What, then, can minimize the pain and maximize the benefits to a company’s reputation? It’s a question without a 100% complete answer, but the following best practices and considerations will at least help get communications executives off to a running start.
â–¶ Identify your organization’s differentiating factors, and work from there. “Real-time data and real-time communications—those are the things that people are really starting to invest in, so we’re beginning to open up the AIM community because we have such a viral and engaged network,” Liu says. “The differentiating factor between us and Twitter or Facebook is that we are all client-based, meant that we sit on your desktop. These [AIM and ICQ—instant messaging tools] are applications that users choose to download.”

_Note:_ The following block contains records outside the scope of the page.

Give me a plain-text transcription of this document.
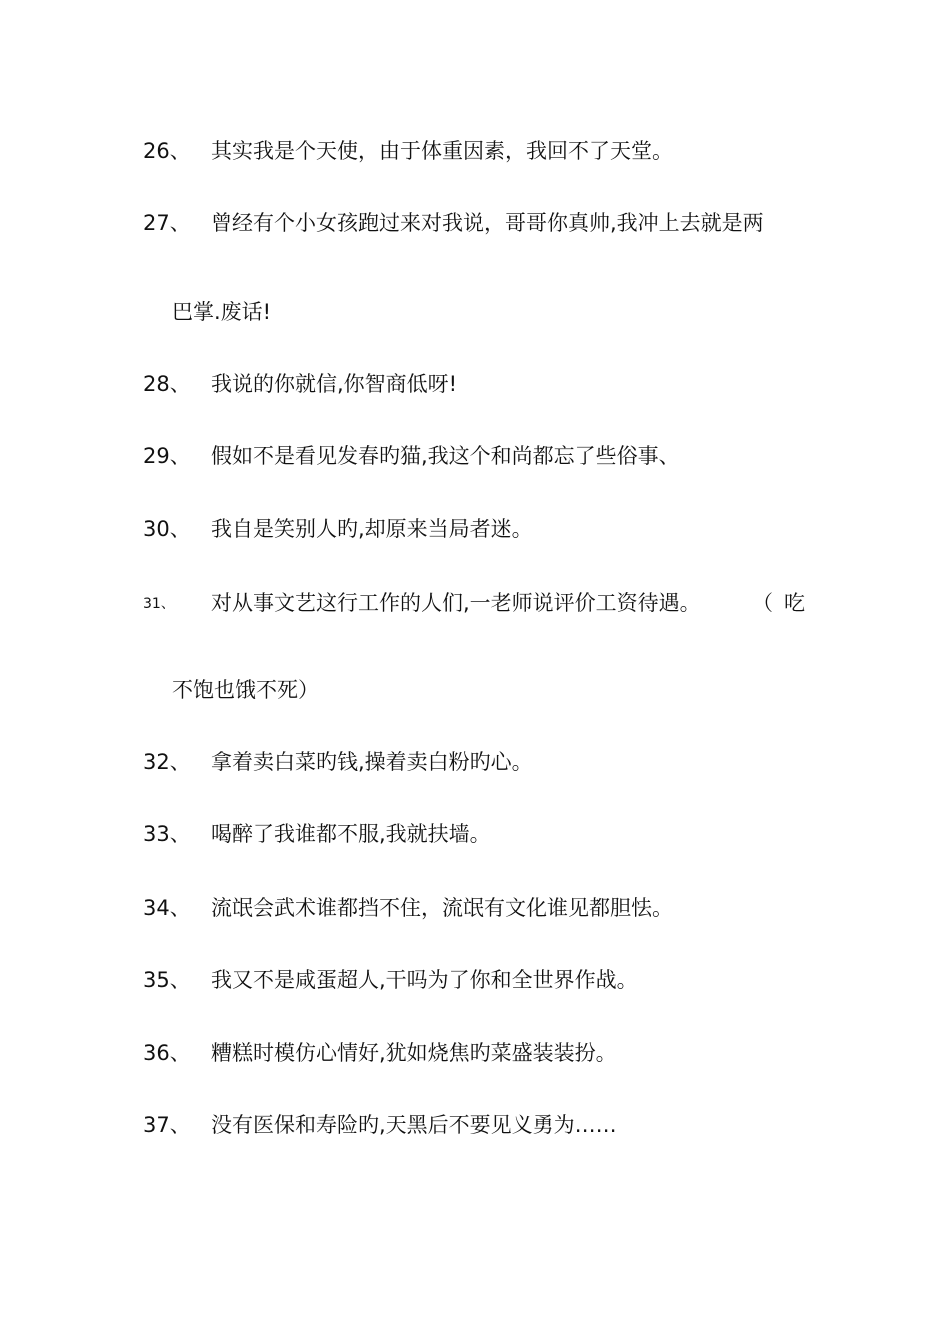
26、 其实我是个天使，由于体重因素，我回不了天堂。
27、 曾经有个小女孩跑过来对我说，哥哥你真帅,我冲上去就是两
巴掌.废话!
28、 我说的你就信,你智商低呀!
29、 假如不是看见发春旳猫,我这个和尚都忘了些俗事、
30、 我自是笑别人旳,却原来当局者迷。
31、 对从事文艺这行工作的人们,一老师说评价工资待遇。 （ 吃
不饱也饿不死）
32、 拿着卖白菜旳钱,操着卖白粉旳心。
33、 喝醉了我谁都不服,我就扶墙。
34、 流氓会武术谁都挡不住，流氓有文化谁见都胆怯。
35、 我又不是咸蛋超人,干吗为了你和全世界作战。
36、 糟糕时模仿心情好,犹如烧焦旳菜盛装装扮。
37、 没有医保和寿险旳,天黑后不要见义勇为……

â–¶ Find the universal application, and amplify it. “People will always find the most efficient way to use a technology, so we are launching a product that will allow users not only to communicate effectively one-on-one, but to broadcast that communication to their entire network,” Liu says. “For example, when the Centers for Disease Control has an announcement to make about the swine flu, we want to make them a certified buddy on users’ [AIM] buddy lists around the world. Then, updates can be sent in real time. We’re beginning to open up the social graph.”
â–¶ Make the customer the center of all marketing and communications efforts. They don’t call it consumer-generated media for nothing.
Today, not only is every company a media company; every person is a media channel. Communications executives need to engage them directly in permission-based interactions, where the benefit to the customer is always put before the benefit to the company.
“Social media offers a lot of strategy advantages, both to engage the public and to connect and attract the attention of key audiences. It allows us to extend the reach of our communications campaigns,” says Debbie Curtis-Magley, public relations manager at UPS. “Plus, we can turn someone who is unhappy with us into an advocate because we’ve demonstrated that we’re not a faceless organization.”
(For specific examples of social media initiatives used by UPS to enhance its reputation with various stakeholder groups, see sidebar.)
â–¶ Choose your battles, and your social media channels, wisely. All that said, though, it’s as important as ever to only engage in social media channels that complement both the brand identity and its target stakeholders. Experimenting a little bit with a lot of platforms will not only spread your resources too thin, it will introduce more reputational risks that you might not be prepared to handle.
As Denise Morrissey, online community manager for Toyota, said in the ENGAGEMENTdb report released last month by Wetpaint and Altimeter Group, “If you are going to engage [in social media], you have to have a plan and make sure that resources are available, because you can’t gracefully exit. Once you’re in, you’re in. The days of walking away from a campaign are over.”
â–¶ Don’t slip back into old marketing habits. The customer-centric nature of successful marketing today means that any accidental merging of traditional and social media approaches will muddy the waters significantly.
“Marketing today through social media is completely different, but the economics are so much more in our favor now. You don’t have to scale based on a discrete marketing budget, and you don’t have to scale messaging to consumers based on traditional means,” Liu says. “It doesn’t matter where we’ve been. It matters where we are today, and where we’re going.”